What’s the Difference Between Evaluation and Performance Measurement?July 16, 2013 by Stacey Barr
Evaluation is about looking for improvement. But so is performance measurement. So why don’t we call them the same thing? Well, it’s because they’re different.
Even though both performance measurement and evaluation are about deciding if something is better or not, they differ in a few fundamental ways.
Evaluation focuses on an intervention. Measurement focuses on a result.
That might sound not quite right. Evaluation is about results too, isn’t it? Yes but in a different way.
Performance measures focus on specific performance results that might be the target of several interventions, several different initiatives or projects applied at different points in time. It’s about asking the question “Is this result improving or not?”
Evaluation is usually about asking the question “Did this intervention work or not?”
Evaluation is a point in time. Measurement is through time.
Evaluation is usually about a before and after comparison. You want to set a baseline with certain indicators before an intervention takes place, and then compare those same indicators after the intervention is done:
- What impact did this education program have on teenage pregnancy in our city?
- How did speed-related traffic accidents change as a result of the lates TV advertising campaign?
- How much did customer loyalty change after we implemented our new loyalty rewards program?
Performance measurement is a continual monitoring of a result through time, often for many years, to look for different signals of change that might be due to a range of different programs or campaigns or initiatives:
- How is teenage pregnancy tracking over time?
- Is the rate of speed-related traffic accidents increasing, decreasing, or staying the same?
- What signals or patterns are there in the trend of customer retention rate?
Evaluation looks for the story. Performance measurement looks for the signals.
Evaluation certainly can use quantitative measures to decide if change has happened or not. But it also very often pulls qualitative information into the pot. Sometimes, as with the Most Significant Change Technique, the data is only qualitative.
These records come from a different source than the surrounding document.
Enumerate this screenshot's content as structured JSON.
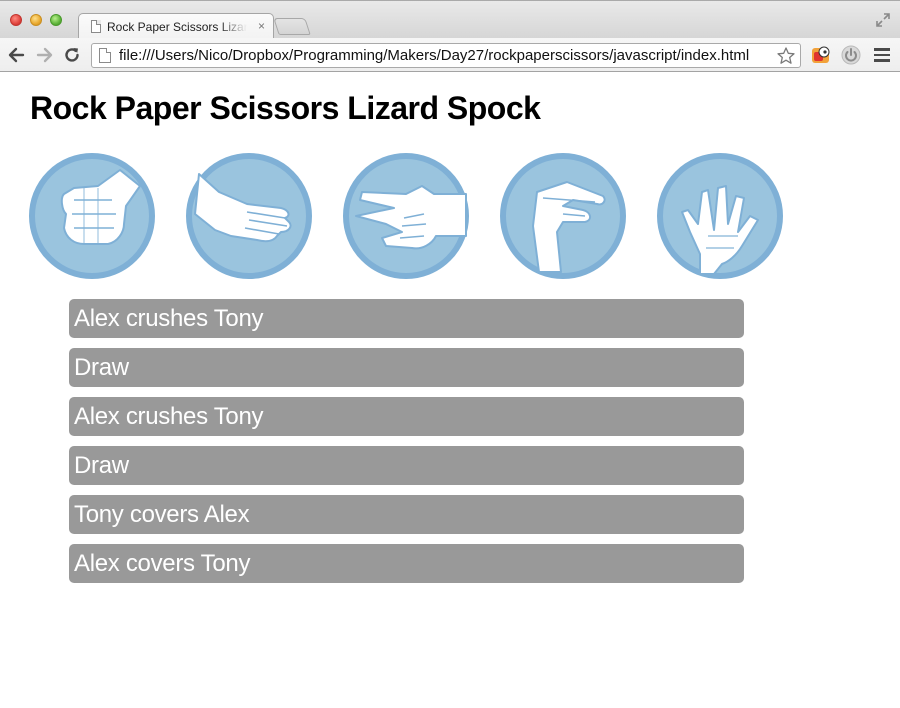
{
  "browser": {
    "tab_title": "Rock Paper Scissors Lizard Spock",
    "tab_close": "×",
    "url": "file:///Users/Nico/Dropbox/Programming/Makers/Day27/rockpaperscissors/javascript/index.html"
  },
  "page": {
    "title": "Rock Paper Scissors Lizard Spock"
  },
  "choices": [
    {
      "name": "rock",
      "icon": "rock-hand-icon"
    },
    {
      "name": "paper",
      "icon": "paper-hand-icon"
    },
    {
      "name": "scissors",
      "icon": "scissors-hand-icon"
    },
    {
      "name": "lizard",
      "icon": "lizard-hand-icon"
    },
    {
      "name": "spock",
      "icon": "spock-hand-icon"
    }
  ],
  "results": [
    "Alex crushes Tony",
    "Draw",
    "Alex crushes Tony",
    "Draw",
    "Tony covers Alex",
    "Alex covers Tony"
  ],
  "colors": {
    "circle_fill": "#9ac4de",
    "circle_ring": "#7fb0d6",
    "result_bg": "#999999",
    "result_text": "#ffffff"
  }
}
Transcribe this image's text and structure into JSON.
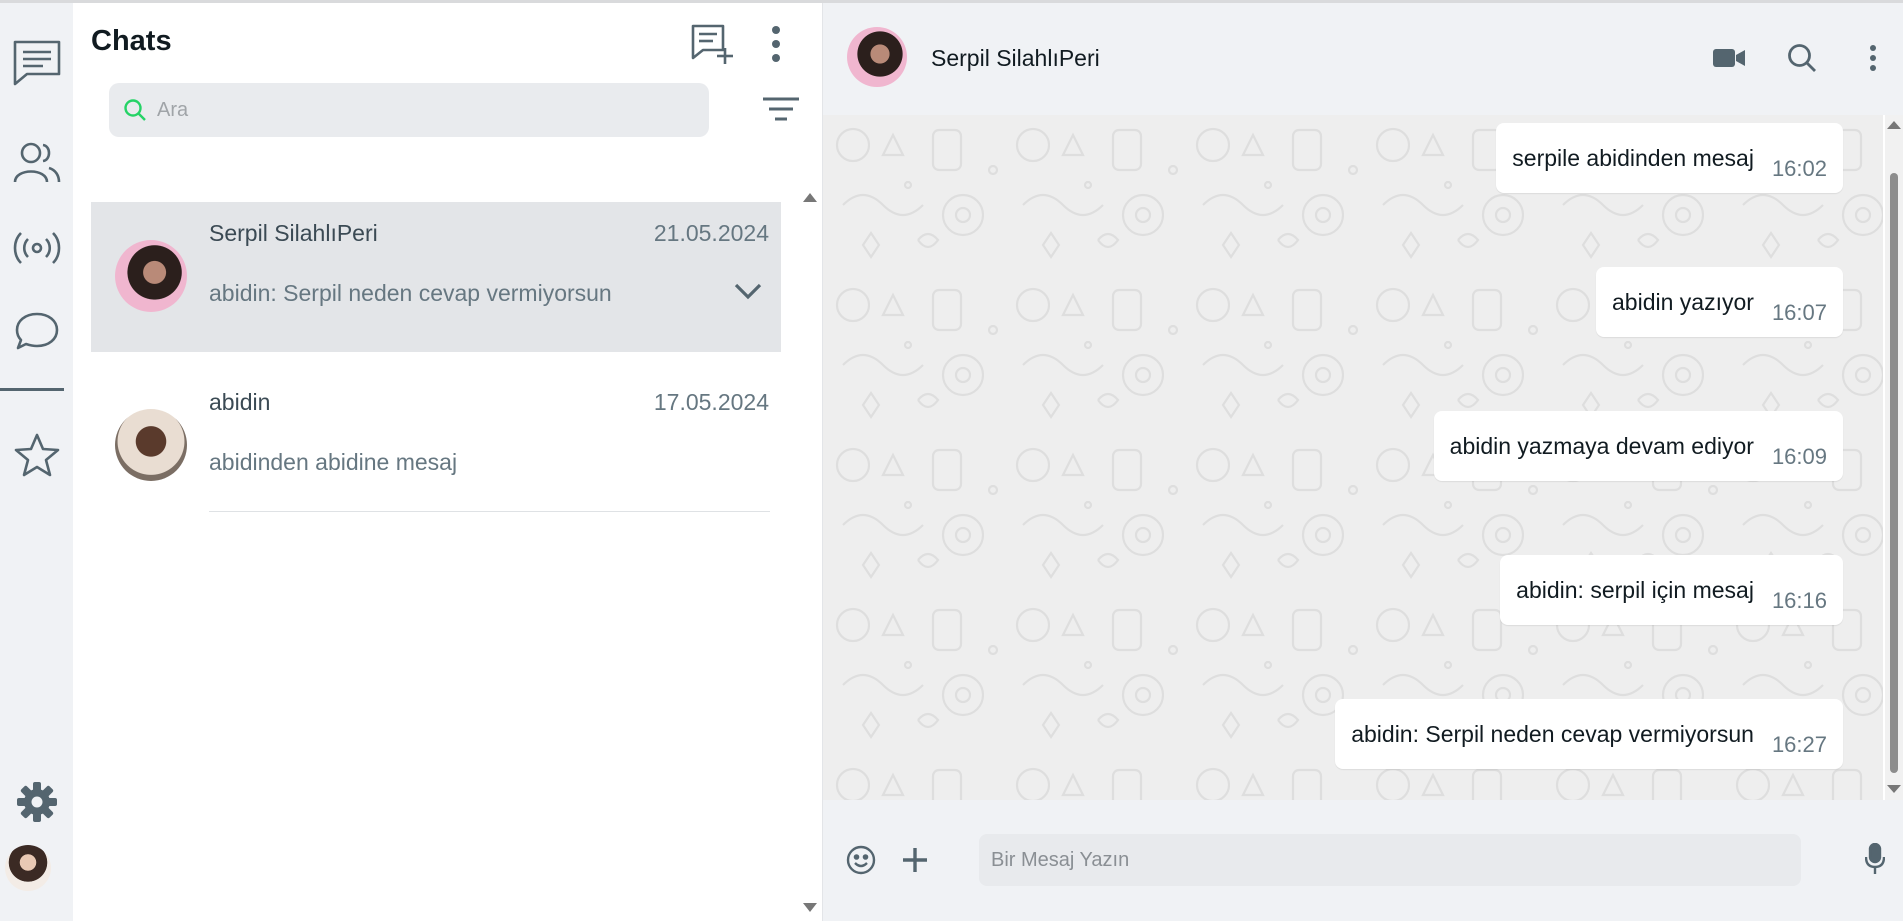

With performance measures, you really are looking for signals of change in the time series of quantitative data. It’s not to say you should use your performance measures in isolation. When linked together, a set of performance measures can tell a powerful story too.
The difference is subtle, but definitive.
You can use evaluation to see if a specific initiative has had an impact on a particular performance measure. And you can use performance measures as tools within an evaluation. The perspective that each takes is a bit different, is all.